No other industrialized country has similar healthcare costs, nor excludes significant populations of their citizens from coverage. According to the most recent report from the Organization for Economic Cooperation and Development (OECD), the United States spends 17.6 % of its GDP for healthcare, more than two-and-a-half times what most developed nations in the world spend. Simultaneously, more than 18.2% of its citizens under age 65 lack healthcare insurance and are dependent upon charity, Medicaid, and state programs for basic medical care. Despite its obvious failings, healthcare reform is one of the more contentious, controversial subjects in American politics. It was a key issue in the 2012 presidential election, and is likely to remain in dispute for decades to come.
Spending as a percentage of GDPMedicare is the poster child of the ills created by America’s underlying dysfunctional healthcare system, reflecting the country’s unsuccessful attempts to meld a combination of diverse, often competitive suppliers of medical services, products, and practices into a coherent, effective system of care. The task is geometrically complicated by the divergent interests of the medical care recipients and multiple payers with conflicting interests. Since inception, Medicare costs have always exceeded projections, rapidly becoming the fastest-growing segment of the federal budget and significantly exceeding the payroll taxes established to fund the program.
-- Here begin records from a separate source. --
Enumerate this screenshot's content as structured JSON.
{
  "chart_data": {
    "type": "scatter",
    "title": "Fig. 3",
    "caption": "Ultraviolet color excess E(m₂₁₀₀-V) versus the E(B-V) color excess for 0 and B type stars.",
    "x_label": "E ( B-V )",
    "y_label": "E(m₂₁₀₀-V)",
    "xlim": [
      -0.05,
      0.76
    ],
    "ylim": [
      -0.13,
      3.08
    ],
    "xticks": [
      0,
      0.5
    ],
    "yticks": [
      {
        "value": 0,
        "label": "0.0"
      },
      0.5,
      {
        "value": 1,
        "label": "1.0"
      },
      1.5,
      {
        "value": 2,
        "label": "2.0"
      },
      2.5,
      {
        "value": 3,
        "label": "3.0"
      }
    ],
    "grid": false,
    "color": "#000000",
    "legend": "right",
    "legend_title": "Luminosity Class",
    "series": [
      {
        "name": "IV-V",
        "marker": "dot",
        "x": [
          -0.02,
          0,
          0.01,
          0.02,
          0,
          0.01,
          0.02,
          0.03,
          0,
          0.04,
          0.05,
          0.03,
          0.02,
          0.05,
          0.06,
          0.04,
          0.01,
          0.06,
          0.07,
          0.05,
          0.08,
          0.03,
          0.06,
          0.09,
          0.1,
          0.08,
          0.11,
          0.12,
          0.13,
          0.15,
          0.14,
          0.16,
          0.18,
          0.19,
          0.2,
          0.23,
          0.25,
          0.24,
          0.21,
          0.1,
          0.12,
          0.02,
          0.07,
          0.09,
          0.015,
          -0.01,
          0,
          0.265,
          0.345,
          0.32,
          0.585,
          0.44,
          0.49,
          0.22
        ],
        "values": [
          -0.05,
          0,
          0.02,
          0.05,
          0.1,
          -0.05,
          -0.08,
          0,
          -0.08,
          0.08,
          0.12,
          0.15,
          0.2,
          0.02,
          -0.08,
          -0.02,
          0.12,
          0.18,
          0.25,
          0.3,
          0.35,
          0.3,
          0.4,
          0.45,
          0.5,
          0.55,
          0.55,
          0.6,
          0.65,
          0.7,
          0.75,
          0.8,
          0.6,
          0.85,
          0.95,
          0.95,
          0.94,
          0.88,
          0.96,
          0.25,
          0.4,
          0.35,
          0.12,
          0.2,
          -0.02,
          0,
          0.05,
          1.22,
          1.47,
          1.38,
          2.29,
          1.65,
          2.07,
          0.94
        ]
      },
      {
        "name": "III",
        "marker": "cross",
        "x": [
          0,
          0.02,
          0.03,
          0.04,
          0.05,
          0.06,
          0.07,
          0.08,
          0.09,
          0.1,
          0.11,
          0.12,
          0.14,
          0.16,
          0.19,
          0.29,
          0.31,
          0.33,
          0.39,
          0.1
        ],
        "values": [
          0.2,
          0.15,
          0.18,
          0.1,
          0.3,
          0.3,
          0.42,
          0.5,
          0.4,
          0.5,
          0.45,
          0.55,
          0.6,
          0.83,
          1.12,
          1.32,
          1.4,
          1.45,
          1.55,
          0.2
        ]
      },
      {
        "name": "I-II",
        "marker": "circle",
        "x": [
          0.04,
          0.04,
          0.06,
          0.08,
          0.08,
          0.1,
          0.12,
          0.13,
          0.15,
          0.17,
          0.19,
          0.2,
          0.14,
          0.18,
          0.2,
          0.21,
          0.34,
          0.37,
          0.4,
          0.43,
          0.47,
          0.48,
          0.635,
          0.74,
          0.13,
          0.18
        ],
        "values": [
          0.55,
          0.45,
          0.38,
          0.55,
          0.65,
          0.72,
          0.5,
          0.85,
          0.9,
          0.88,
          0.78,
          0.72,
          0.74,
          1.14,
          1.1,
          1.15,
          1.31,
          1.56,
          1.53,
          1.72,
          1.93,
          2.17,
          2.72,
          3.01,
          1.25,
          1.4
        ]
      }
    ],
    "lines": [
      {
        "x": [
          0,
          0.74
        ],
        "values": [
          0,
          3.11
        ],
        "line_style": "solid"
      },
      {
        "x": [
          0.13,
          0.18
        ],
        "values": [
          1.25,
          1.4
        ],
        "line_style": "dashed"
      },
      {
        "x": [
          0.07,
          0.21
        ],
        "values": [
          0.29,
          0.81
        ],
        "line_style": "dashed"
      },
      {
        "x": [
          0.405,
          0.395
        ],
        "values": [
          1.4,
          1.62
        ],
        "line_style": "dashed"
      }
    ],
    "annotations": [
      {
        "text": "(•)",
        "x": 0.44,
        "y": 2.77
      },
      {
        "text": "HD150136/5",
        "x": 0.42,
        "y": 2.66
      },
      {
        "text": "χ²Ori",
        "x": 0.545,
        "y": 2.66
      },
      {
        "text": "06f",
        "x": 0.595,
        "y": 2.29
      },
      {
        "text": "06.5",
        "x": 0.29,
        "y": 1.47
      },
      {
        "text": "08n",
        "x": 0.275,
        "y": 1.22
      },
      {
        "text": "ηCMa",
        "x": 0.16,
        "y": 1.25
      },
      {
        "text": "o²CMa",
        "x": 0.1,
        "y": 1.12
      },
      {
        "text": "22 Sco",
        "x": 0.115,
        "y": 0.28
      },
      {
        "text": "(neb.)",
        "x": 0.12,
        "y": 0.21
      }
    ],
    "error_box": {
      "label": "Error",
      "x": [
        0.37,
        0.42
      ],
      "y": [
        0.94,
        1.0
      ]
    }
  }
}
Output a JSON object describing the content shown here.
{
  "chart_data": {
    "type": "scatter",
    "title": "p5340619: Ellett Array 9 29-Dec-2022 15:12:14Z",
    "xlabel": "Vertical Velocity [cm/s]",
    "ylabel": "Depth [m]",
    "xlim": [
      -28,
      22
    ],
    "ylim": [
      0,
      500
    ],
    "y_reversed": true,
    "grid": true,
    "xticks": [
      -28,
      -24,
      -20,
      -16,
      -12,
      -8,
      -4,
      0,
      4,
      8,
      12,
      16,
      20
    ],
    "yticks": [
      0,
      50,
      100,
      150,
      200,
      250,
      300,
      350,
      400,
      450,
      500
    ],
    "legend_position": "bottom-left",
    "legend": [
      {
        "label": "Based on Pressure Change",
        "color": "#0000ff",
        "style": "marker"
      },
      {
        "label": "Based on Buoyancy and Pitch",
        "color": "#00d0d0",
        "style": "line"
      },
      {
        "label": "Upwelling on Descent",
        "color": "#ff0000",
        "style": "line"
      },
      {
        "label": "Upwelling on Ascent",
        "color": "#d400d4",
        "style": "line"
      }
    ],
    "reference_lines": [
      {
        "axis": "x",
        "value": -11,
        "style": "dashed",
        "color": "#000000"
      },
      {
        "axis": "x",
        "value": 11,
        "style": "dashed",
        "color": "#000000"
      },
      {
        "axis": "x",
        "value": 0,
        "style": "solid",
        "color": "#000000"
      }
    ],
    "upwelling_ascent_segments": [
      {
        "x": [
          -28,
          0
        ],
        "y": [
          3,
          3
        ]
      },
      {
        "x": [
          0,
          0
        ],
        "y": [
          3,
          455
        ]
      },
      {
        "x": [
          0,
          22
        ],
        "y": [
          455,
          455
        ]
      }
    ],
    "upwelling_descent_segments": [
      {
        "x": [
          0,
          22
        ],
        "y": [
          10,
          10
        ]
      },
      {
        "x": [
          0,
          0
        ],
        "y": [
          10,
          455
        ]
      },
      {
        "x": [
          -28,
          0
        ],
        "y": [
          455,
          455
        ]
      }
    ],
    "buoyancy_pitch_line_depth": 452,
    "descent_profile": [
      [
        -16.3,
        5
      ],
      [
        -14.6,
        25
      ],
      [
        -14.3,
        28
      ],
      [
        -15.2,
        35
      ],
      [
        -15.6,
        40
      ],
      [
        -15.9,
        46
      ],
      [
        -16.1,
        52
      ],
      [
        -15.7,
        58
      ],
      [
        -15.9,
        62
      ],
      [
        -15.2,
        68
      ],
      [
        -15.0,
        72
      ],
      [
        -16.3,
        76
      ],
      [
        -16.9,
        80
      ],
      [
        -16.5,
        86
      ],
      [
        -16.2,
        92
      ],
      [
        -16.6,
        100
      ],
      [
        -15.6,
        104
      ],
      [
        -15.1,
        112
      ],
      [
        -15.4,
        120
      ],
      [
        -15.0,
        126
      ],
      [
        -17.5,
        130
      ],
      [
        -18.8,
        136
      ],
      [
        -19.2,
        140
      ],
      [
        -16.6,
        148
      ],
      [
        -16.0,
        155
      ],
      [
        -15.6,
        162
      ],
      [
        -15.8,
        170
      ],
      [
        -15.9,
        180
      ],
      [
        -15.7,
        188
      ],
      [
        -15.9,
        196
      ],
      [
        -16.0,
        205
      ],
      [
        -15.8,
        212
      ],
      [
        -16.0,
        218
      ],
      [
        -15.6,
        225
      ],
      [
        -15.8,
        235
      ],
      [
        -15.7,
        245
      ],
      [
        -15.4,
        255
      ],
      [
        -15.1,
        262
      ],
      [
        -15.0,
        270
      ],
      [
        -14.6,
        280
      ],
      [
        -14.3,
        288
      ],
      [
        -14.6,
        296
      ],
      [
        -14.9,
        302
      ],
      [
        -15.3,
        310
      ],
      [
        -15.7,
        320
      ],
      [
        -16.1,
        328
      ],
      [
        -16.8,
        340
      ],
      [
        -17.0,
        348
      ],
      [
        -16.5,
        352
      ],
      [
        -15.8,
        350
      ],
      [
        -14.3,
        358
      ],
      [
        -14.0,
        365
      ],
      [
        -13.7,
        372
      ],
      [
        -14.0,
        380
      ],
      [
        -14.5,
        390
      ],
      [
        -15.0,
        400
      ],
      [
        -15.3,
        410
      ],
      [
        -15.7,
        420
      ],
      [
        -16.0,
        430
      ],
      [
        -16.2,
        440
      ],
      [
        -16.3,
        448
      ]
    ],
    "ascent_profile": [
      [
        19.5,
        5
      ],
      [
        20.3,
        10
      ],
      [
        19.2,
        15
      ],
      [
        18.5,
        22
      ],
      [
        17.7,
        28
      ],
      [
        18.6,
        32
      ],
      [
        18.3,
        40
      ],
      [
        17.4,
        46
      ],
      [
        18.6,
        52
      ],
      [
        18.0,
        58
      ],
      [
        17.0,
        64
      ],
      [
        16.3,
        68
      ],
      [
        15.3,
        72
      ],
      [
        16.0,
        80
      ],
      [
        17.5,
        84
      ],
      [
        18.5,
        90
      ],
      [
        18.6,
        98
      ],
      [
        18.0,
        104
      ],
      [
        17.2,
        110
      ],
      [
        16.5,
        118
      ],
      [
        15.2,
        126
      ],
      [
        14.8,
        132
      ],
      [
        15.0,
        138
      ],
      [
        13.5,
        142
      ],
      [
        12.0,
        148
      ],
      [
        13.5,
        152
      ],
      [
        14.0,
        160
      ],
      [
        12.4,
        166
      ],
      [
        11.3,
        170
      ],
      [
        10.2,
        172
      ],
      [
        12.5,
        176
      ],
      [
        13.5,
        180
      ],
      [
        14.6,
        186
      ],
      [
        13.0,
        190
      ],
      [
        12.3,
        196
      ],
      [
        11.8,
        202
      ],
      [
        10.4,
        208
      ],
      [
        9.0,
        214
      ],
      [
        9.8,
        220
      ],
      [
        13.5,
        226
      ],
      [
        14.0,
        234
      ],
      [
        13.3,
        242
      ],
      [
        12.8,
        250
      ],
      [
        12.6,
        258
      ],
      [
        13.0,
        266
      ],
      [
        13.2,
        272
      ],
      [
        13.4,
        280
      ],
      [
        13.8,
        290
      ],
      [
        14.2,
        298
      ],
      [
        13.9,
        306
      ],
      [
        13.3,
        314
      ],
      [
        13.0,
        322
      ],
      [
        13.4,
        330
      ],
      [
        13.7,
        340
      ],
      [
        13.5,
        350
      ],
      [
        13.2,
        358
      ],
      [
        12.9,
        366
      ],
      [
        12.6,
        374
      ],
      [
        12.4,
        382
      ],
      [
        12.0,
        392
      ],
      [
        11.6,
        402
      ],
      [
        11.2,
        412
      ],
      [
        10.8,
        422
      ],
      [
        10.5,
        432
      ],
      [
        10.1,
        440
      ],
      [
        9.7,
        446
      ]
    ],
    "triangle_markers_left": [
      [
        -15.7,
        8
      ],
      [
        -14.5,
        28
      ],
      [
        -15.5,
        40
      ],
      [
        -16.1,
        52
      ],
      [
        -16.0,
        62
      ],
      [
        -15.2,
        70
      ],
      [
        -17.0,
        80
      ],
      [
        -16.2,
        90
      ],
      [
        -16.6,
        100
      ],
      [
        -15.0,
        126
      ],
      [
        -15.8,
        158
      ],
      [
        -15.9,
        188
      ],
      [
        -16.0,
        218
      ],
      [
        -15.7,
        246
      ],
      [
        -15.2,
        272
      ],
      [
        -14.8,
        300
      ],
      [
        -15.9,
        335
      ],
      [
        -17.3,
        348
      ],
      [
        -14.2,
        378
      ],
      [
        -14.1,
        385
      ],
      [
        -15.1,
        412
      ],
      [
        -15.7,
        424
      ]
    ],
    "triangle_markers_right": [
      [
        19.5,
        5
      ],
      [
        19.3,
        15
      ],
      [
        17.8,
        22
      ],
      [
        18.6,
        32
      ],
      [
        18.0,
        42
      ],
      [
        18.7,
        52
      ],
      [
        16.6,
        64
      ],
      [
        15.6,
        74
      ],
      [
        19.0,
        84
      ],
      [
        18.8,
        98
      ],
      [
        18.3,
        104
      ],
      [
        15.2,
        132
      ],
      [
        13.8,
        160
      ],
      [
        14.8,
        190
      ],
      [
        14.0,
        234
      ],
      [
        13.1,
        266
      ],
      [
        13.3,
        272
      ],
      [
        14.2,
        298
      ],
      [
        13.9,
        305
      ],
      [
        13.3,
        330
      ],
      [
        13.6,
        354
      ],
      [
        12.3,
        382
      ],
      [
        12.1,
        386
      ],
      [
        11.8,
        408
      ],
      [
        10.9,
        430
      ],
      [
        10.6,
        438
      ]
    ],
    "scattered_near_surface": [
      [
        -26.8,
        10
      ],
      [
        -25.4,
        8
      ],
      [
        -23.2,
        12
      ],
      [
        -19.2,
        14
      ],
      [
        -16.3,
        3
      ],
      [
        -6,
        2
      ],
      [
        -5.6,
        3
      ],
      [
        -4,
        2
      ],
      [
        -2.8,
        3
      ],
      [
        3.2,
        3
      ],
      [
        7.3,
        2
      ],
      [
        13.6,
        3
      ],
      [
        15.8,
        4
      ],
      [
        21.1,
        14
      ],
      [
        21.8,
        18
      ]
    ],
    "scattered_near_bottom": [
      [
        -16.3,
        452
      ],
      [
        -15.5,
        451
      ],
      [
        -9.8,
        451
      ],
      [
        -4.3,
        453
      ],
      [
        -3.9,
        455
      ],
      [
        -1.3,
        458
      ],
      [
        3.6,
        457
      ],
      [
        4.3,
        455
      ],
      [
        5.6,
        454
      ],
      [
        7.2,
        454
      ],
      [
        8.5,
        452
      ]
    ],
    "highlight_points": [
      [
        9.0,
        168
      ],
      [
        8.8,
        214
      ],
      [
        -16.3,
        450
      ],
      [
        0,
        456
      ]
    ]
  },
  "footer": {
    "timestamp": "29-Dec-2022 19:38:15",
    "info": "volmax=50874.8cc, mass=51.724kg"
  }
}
Efforts to significantly control Medicare costs have been historically unsuccessful and, lacking fundamental change in the healthcare system generally, are likely to remain so.
A number of “fixes” have been proposed by members of each political party:
- Privatization Through a Voucher System. This would allow beneficiaries to receive a fixed subsidy and purchase insurance on the private market.
- Increase in Medicare Revenue. There are several ways to do this:
- Raising the payroll tax percentage paid by employers and employees
- Escalating premiums, copayments, and/or deductibles paid by the insured so that the link between use and cost is strengthened
- Establishing penalties for unhealthy life choices such as smoking, alcohol use, or failure to follow prescribed treatments
- Cutting Medicare Expenses. There are numerous ways to accomplish this:
- Increasing Medicare eligibility to age 67 or later
- Reducing payments to physicians, hospitals, and other medical suppliers
- Negotiating program discounts directly with pharmaceutical companies
- Eliminating fraud and abuse
- Replacing existing reimbursement methodologies with outcome payment systems
- Instituting processes for “best practices” and limiting experimental treatments and technologies
- Rationing Care. Specifically, care can be rationed in the last months of life to palliative treatment. Currently, 12% of Medicare patients account for 69% of all Medicare expenses, usually in the last six months of life.
Which, if any, of these reforms will be put into place is yet to be determined. However, it is certain that Medicare will be the subject of countless meetings and negotiations as legislators struggle to reduce the annual budget deficits and national debt.
While many believe that access to quality healthcare is a fundamental right and a characteristic of civilized society, others feel that taking care of one’s self is an individual responsibility. Medicare suffers from the perception that it serves a limited section of society, rather than the populace as a whole. But we should remember that the program is a sentry for the future that all of us will face someday.
How do you feel about Medicare? Do you have parents or grandparents dependent upon the program? Should the government provide health insurance to the aged or disabled?